Industrie in Deutschland bricht ein: Aufträge stürzen um 3,8 Prozent ab
Matteo WolfIndustrie in Deutschland bricht ein: Aufträge stürzen um 3,8 Prozent ab
Deutschlands Industrie erlebt einen drastischen Einbruch – Auftragsrückgang um 3,8 Prozent im April
Die deutsche Industrie leidet unter einem deutlichen Rückgang: Allein im April brachen die Aufträge um 3,8 Prozent ein – ein weitaus stärkerer Einbruch als erwartet. Die Entwicklung verschärft die Befürchtungen, dass die aktuelle Krise die Schäden der Finanzkrise 2008 oder der Pandemie-Rezession noch übertreffen könnte. Ökonomen hatten mit einem Rückgang von zwei Prozent gerechnet, doch die tatsächlichen Zahlen lagen fast doppelt so hoch.

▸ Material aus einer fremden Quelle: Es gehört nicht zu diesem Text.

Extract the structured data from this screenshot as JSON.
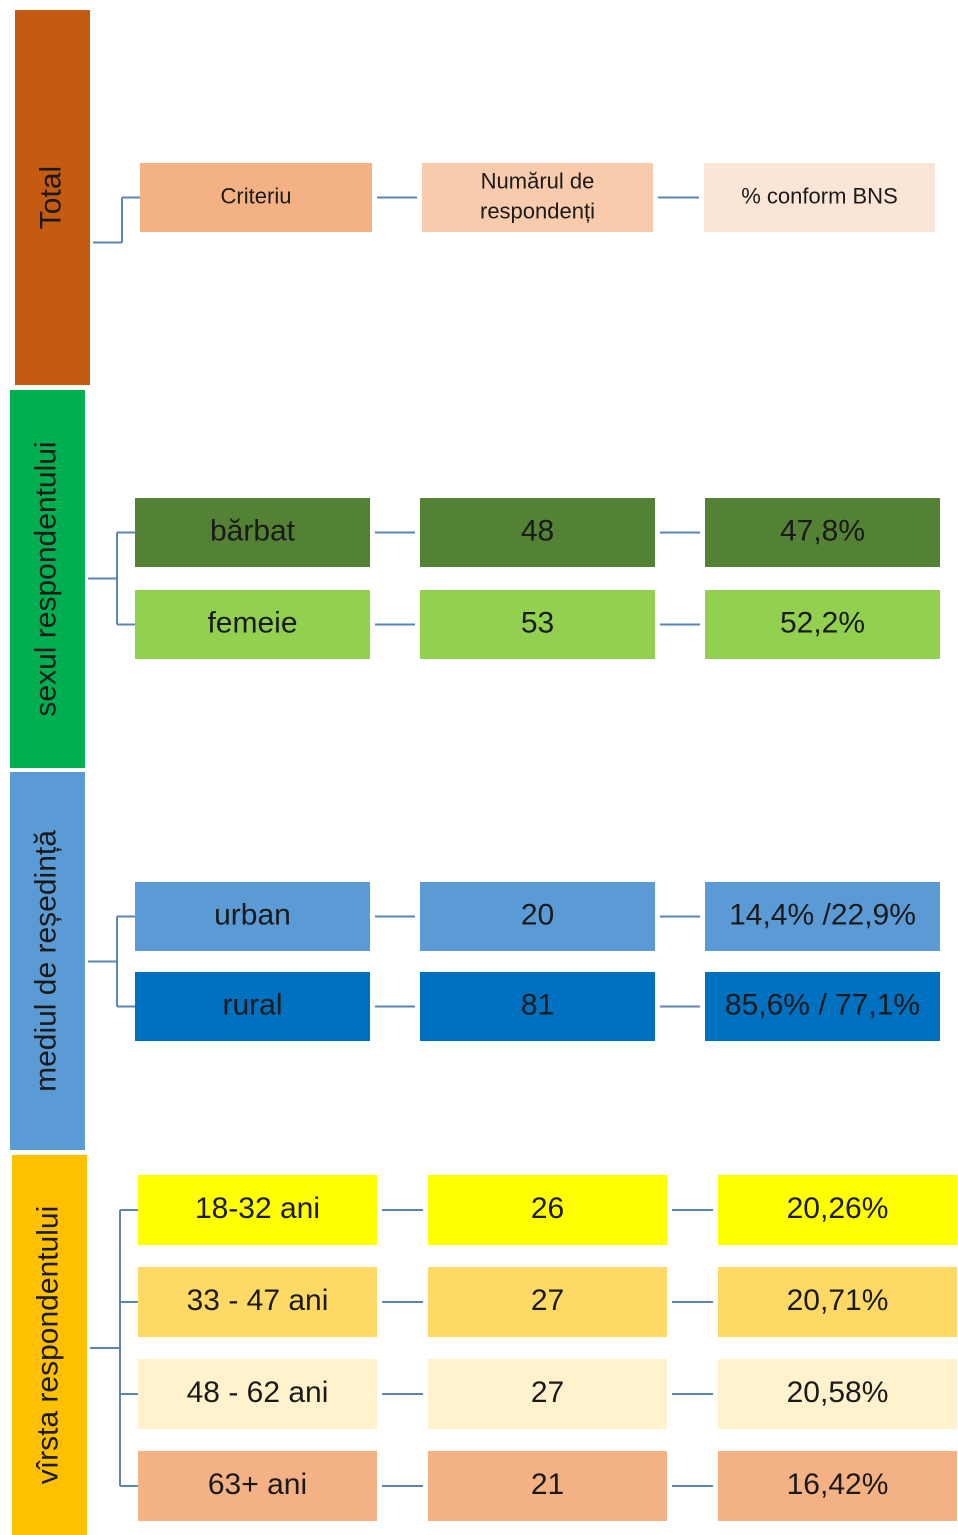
{
  "groups": [
    {
      "label": "Total",
      "rows": [
        [
          "Criteriu",
          "Numărul de respondenți",
          "% conform BNS"
        ]
      ]
    },
    {
      "label": "sexul respondentului",
      "rows": [
        [
          "bărbat",
          "48",
          "47,8%"
        ],
        [
          "femeie",
          "53",
          "52,2%"
        ]
      ]
    },
    {
      "label": "mediul de reședință",
      "rows": [
        [
          "urban",
          "20",
          "14,4%  /22,9%"
        ],
        [
          "rural",
          "81",
          "85,6% / 77,1%"
        ]
      ]
    },
    {
      "label": "vîrsta respondentului",
      "rows": [
        [
          "18-32  ani",
          "26",
          "20,26%"
        ],
        [
          "33 - 47 ani",
          "27",
          "20,71%"
        ],
        [
          "48 - 62 ani",
          "27",
          "20,58%"
        ],
        [
          "63+ ani",
          "21",
          "16,42%"
        ]
      ]
    }
  ]
}
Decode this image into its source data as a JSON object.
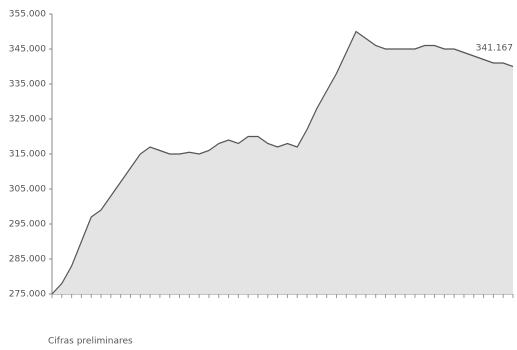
{
  "chart_data": {
    "type": "line",
    "categories": [
      null,
      null,
      null,
      null,
      null,
      null,
      null,
      null,
      null,
      null,
      null,
      null,
      null,
      null,
      null,
      null,
      null,
      null,
      null,
      null,
      null,
      null,
      null,
      null,
      null,
      null,
      null,
      null,
      null,
      null,
      null,
      null,
      null,
      null,
      null,
      null,
      null,
      null,
      null,
      null,
      null,
      null,
      null,
      null,
      null,
      null,
      null,
      null
    ],
    "series": [
      {
        "name": null,
        "color": "#555555",
        "values": [
          275000,
          278000,
          283000,
          290000,
          297000,
          299000,
          303000,
          307000,
          311000,
          315000,
          317000,
          316000,
          315000,
          315000,
          315500,
          315000,
          316000,
          318000,
          319000,
          318000,
          320000,
          320000,
          318000,
          317000,
          318000,
          317000,
          322000,
          328000,
          333000,
          338000,
          344000,
          350000,
          348000,
          346000,
          345000,
          345000,
          345000,
          345000,
          346000,
          346000,
          345000,
          345000,
          344000,
          343000,
          342000,
          341000,
          341000,
          340000
        ]
      }
    ],
    "ylim": [
      275000,
      355000
    ],
    "yticks": [
      {
        "value": 275000,
        "label": "275.000"
      },
      {
        "value": 285000,
        "label": "285.000"
      },
      {
        "value": 295000,
        "label": "295.000"
      },
      {
        "value": 305000,
        "label": "305.000"
      },
      {
        "value": 315000,
        "label": "315.000"
      },
      {
        "value": 325000,
        "label": "325.000"
      },
      {
        "value": 335000,
        "label": "335.000"
      },
      {
        "value": 345000,
        "label": "345.000"
      },
      {
        "value": 355000,
        "label": "355.000"
      }
    ],
    "annotation": "341.167",
    "note": "Cifras preliminares"
  }
}
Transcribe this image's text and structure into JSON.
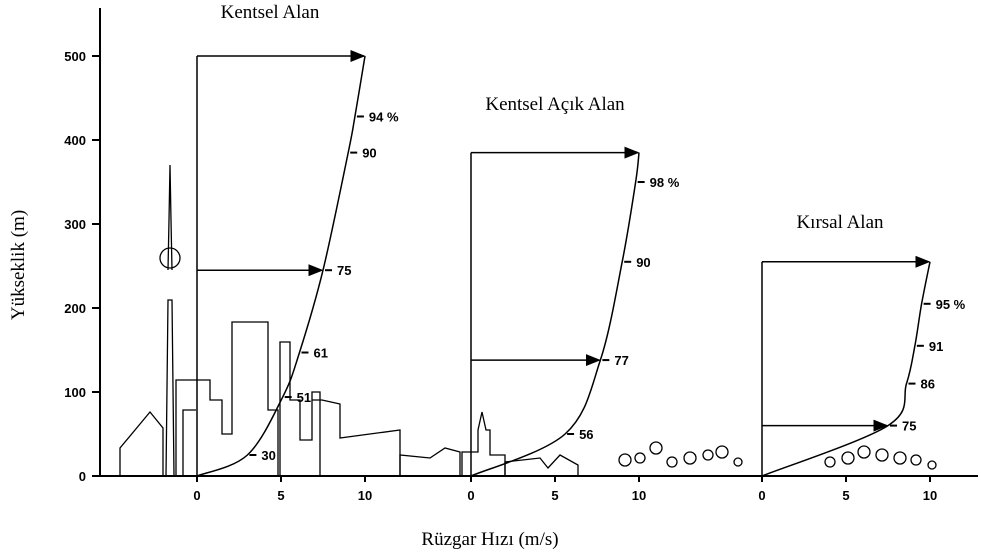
{
  "chart_data": {
    "type": "wind-profile",
    "y_label": "Yükseklik (m)",
    "x_label": "Rüzgar Hızı (m/s)",
    "ylim": [
      0,
      500
    ],
    "yticks": [
      0,
      100,
      200,
      300,
      400,
      500
    ],
    "xticks": [
      0,
      5,
      10
    ],
    "profiles": [
      {
        "title": "Kentsel Alan",
        "gradient_height": 500,
        "markers": [
          {
            "value": 30,
            "label": "30",
            "height": 25
          },
          {
            "value": 51,
            "label": "51",
            "height": 94
          },
          {
            "value": 61,
            "label": "61",
            "height": 147
          },
          {
            "value": 75,
            "label": "75",
            "height": 245,
            "arrow": true
          },
          {
            "value": 90,
            "label": "90",
            "height": 385
          },
          {
            "value": 94,
            "label": "94 %",
            "height": 428
          }
        ]
      },
      {
        "title": "Kentsel Açık Alan",
        "gradient_height": 385,
        "markers": [
          {
            "value": 56,
            "label": "56",
            "height": 50
          },
          {
            "value": 77,
            "label": "77",
            "height": 138,
            "arrow": true
          },
          {
            "value": 90,
            "label": "90",
            "height": 255
          },
          {
            "value": 98,
            "label": "98 %",
            "height": 350
          }
        ]
      },
      {
        "title": "Kırsal Alan",
        "gradient_height": 255,
        "markers": [
          {
            "value": 75,
            "label": "75",
            "height": 60,
            "arrow": true
          },
          {
            "value": 86,
            "label": "86",
            "height": 110
          },
          {
            "value": 91,
            "label": "91",
            "height": 155
          },
          {
            "value": 95,
            "label": "95 %",
            "height": 205
          }
        ]
      }
    ]
  }
}
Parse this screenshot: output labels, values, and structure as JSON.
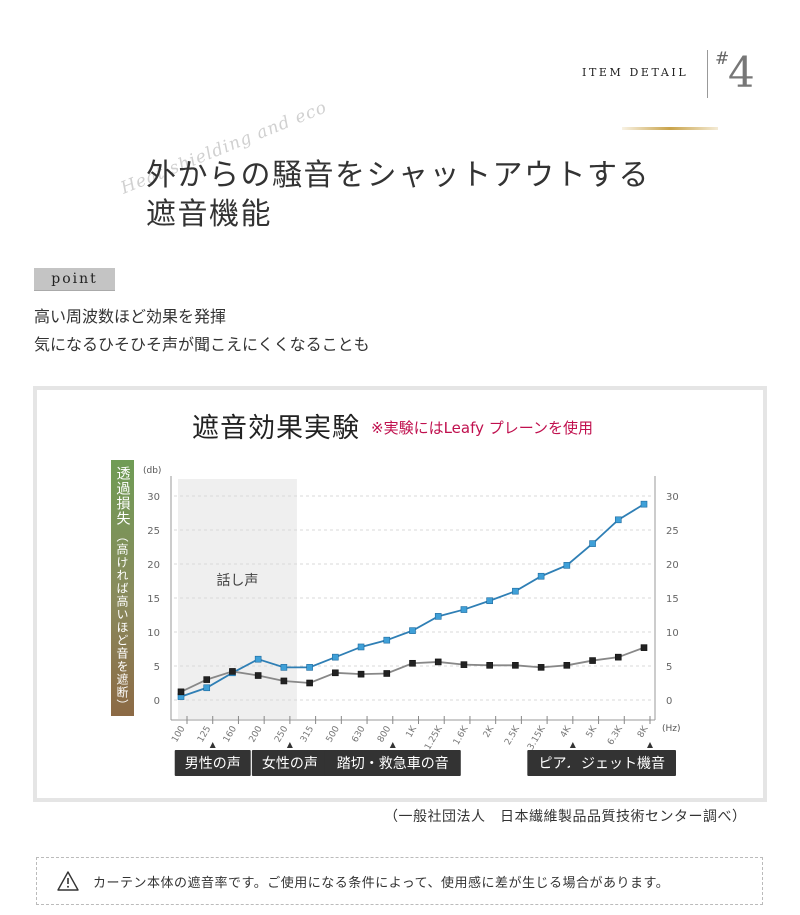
{
  "header": {
    "item_detail": "ITEM DETAIL",
    "hash": "#",
    "item_number": "4",
    "script_text": "Heat shielding and eco"
  },
  "headline": {
    "line1": "外からの騒音をシャットアウトする",
    "line2": "遮音機能"
  },
  "point": {
    "badge": "point",
    "line1": "高い周波数ほど効果を発揮",
    "line2": "気になるひそひそ声が聞こえにくくなることも"
  },
  "chart_data": {
    "type": "line",
    "title": "遮音効果実験",
    "note": "※実験にはLeafy プレーンを使用",
    "ylabel": "透過損失",
    "ylabel_sub": "（高ければ高いほど音を遮断）",
    "y_unit": "(db)",
    "x_unit": "(Hz)",
    "ylim": [
      0,
      30
    ],
    "yticks": [
      0,
      5,
      10,
      15,
      20,
      25,
      30
    ],
    "categories": [
      "100",
      "125",
      "160",
      "200",
      "250",
      "315",
      "500",
      "630",
      "800",
      "1K",
      "1.25K",
      "1.6K",
      "2K",
      "2.5K",
      "3.15K",
      "4K",
      "5K",
      "6.3K",
      "8K"
    ],
    "series": [
      {
        "color": "#2f7fb5",
        "marker_color": "#3fa0d8",
        "values": [
          0.5,
          1.8,
          4,
          6,
          4.8,
          4.8,
          6.3,
          7.8,
          8.8,
          10.2,
          12.3,
          13.3,
          14.6,
          16,
          18.2,
          19.8,
          23,
          26.5,
          28.8
        ]
      },
      {
        "color": "#888888",
        "marker_color": "#222222",
        "values": [
          1.2,
          3,
          4.2,
          3.6,
          2.8,
          2.5,
          4,
          3.8,
          3.9,
          5.4,
          5.6,
          5.2,
          5.1,
          5.1,
          4.8,
          5.1,
          5.8,
          6.3,
          7.7
        ]
      }
    ],
    "shaded_region": {
      "from": "100",
      "to": "250",
      "label": "話し声"
    },
    "source_labels": [
      {
        "label": "男性の声",
        "at": "125"
      },
      {
        "label": "女性の声",
        "at": "250"
      },
      {
        "label": "踏切・救急車の音",
        "at": "800"
      },
      {
        "label": "ピアノの音",
        "at": "4K"
      },
      {
        "label": "ジェット機音",
        "at": "8K"
      }
    ]
  },
  "source": "（一般社団法人　日本繊維製品品質技術センター調べ）",
  "notice": {
    "icon": "warning-triangle-icon",
    "text": "カーテン本体の遮音率です。ご使用になる条件によって、使用感に差が生じる場合があります。"
  }
}
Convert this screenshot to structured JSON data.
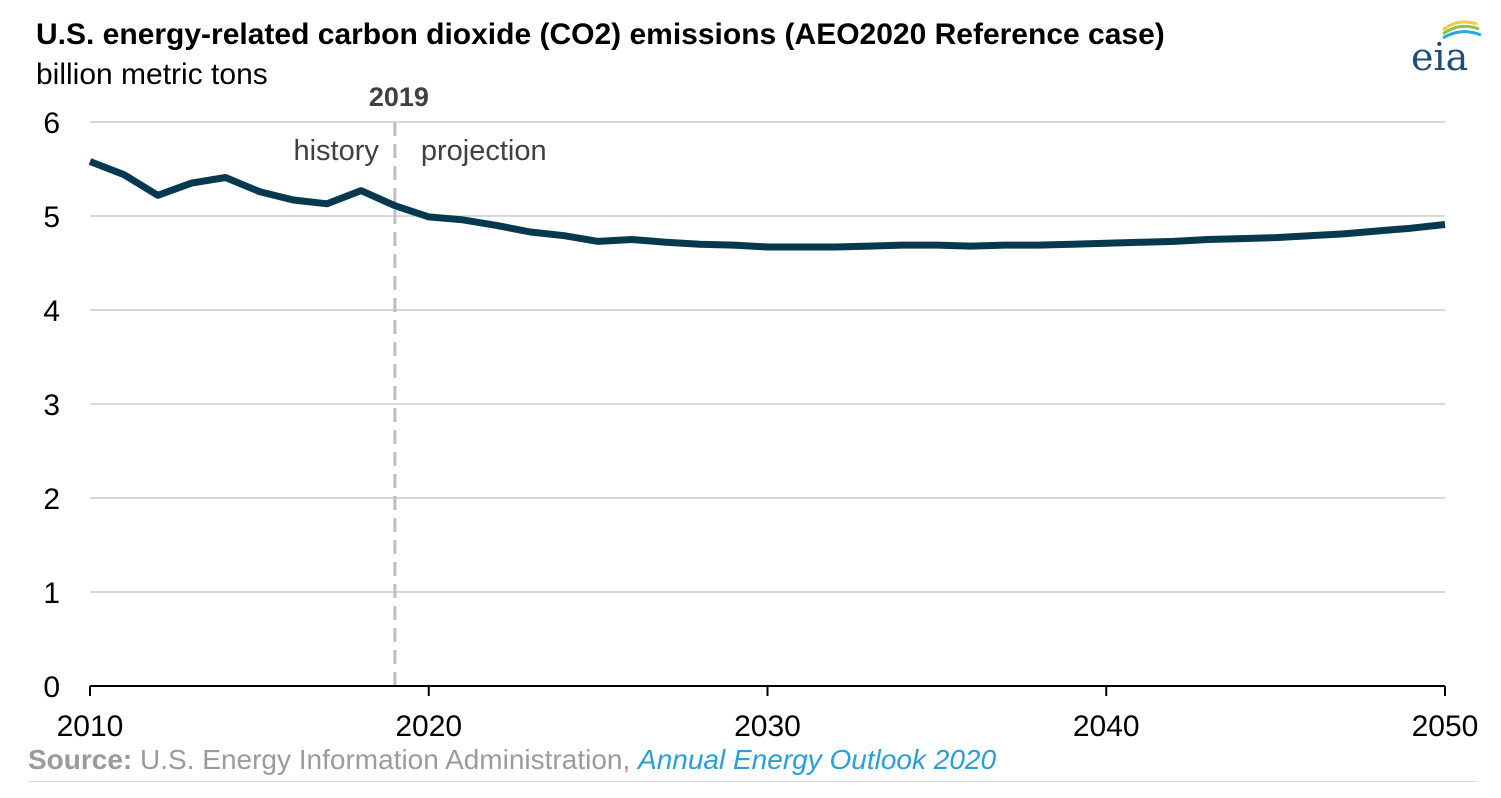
{
  "chart_data": {
    "type": "line",
    "title": "U.S. energy-related carbon dioxide (CO2) emissions (AEO2020 Reference case)",
    "subtitle": "billion metric tons",
    "xlim": [
      2010,
      2050
    ],
    "ylim": [
      0,
      6
    ],
    "x_ticks": [
      "2010",
      "2020",
      "2030",
      "2040",
      "2050"
    ],
    "y_ticks": [
      "0",
      "1",
      "2",
      "3",
      "4",
      "5",
      "6"
    ],
    "grid": true,
    "divider": {
      "year": 2019,
      "label": "2019",
      "left_label": "history",
      "right_label": "projection"
    },
    "series": [
      {
        "x": [
          2010,
          2011,
          2012,
          2013,
          2014,
          2015,
          2016,
          2017,
          2018,
          2019,
          2020,
          2021,
          2022,
          2023,
          2024,
          2025,
          2026,
          2027,
          2028,
          2029,
          2030,
          2031,
          2032,
          2033,
          2034,
          2035,
          2036,
          2037,
          2038,
          2039,
          2040,
          2041,
          2042,
          2043,
          2044,
          2045,
          2046,
          2047,
          2048,
          2049,
          2050
        ],
        "values": [
          5.58,
          5.44,
          5.22,
          5.35,
          5.41,
          5.26,
          5.17,
          5.13,
          5.27,
          5.11,
          4.99,
          4.96,
          4.9,
          4.83,
          4.79,
          4.73,
          4.75,
          4.72,
          4.7,
          4.69,
          4.67,
          4.67,
          4.67,
          4.68,
          4.69,
          4.69,
          4.68,
          4.69,
          4.69,
          4.7,
          4.71,
          4.72,
          4.73,
          4.75,
          4.76,
          4.77,
          4.79,
          4.81,
          4.84,
          4.87,
          4.91
        ]
      }
    ]
  },
  "source": {
    "label": "Source:",
    "text": " U.S. Energy Information Administration, ",
    "link": "Annual Energy Outlook 2020"
  },
  "logo": {
    "text": "eia"
  },
  "colors": {
    "line": "#063950",
    "grid": "#d9d9d9",
    "divider": "#bfbfbf",
    "axis": "#000000",
    "link": "#2a9fd6"
  }
}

Besonders betroffen sind Schlüsselsektoren: Die Automobilbranche verzeichnete einen Rückgang der Neugeschäfte um 5,3 Prozent, während Hersteller von Elektrogeräten mit einem noch drastischeren Minus von 16,3 Prozent konfrontiert waren. Auch die Maschinenbauer litten unter der Flaute – hier sanken die Aufträge um 7,4 Prozent.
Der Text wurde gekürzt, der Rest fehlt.